La disciplina comunitaria della liberalizzazione non può essere intesa in senso assoluto come primazia del diritto di stabilimento delle imprese ad esercitare sempre e comunque l’attività economica, dovendo, anche tale libertà economica confrontarsi con il potere, demandato alla pubblica amministrazione, di pianificazione urbanistica degli insediamenti, ivi compresi quelli produttivi e commerciali, in un’ottica di bilanciata proporzionalità delle contrapposte esigenze.
Gli atti della programmazione territoriale non sono, infatti, esenti dalle verifiche prescritte dalla direttiva servizi per il solo fatto di essere adottati nell’esercizio del potere di pianificazione urbanistica, dovendosi verificare se, in concreto, essi perseguano effettivamente finalità di tutela dell’ambiente urbano o siano, comunque, riconducibili all’obiettivo di dare ordine e razionalità all’assetto del territorio, oppure perseguano la regolazione autoritativa dell’offerta sul mercato dei servizi attraverso restrizioni territoriali alla libertà di insediamento delle imprese.
Una volta ammessa, poi, una particolare tipologia di uso commerciale, non è legittima l’introduzione di restrizioni quantitative al numero di esercizi, la quale non si configura quale prescrizione meramente urbanistica, ma si traduce in una limitazione ingiustificata e discriminatoria della libertà di stabilimento e della libertà d’impresa nonchè in una regolazione indebita dell’offerta sul mercato. (1)
(1) Precedenti conformi: Cons.
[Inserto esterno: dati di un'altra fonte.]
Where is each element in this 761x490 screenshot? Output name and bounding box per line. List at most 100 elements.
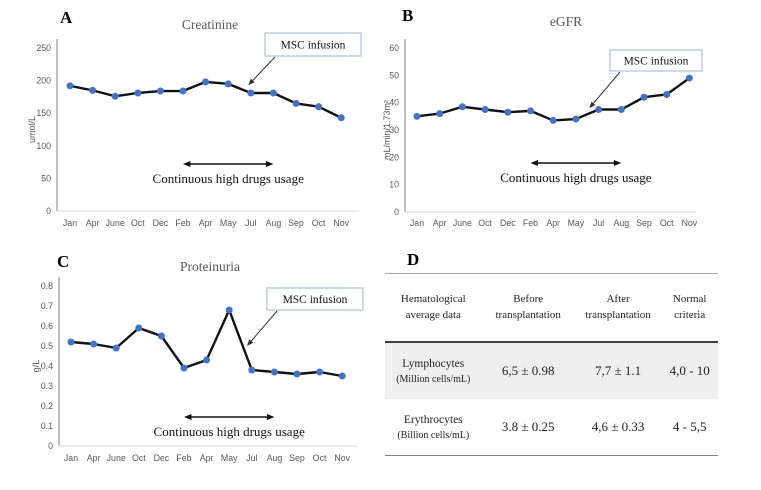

Stato, sez. IV, n. 5394 del 2021; Cons. Stato, sez. IV, n. 4810 del 2020, n. 2762 del 2018, n. 4810 del 2018, n. 2026 del 2017, n. 1494 del 2017; Corte giust. UE, sez. IV, 26 novembre 2015, n. 345; Cons. Stato, sez. V, 16 aprile 2014, n. 1860; Cons. Stato, sez. IV, 13 gennaio 2014, n. 70; Cons. Stato, sez. IV, n. 4294 del 2023.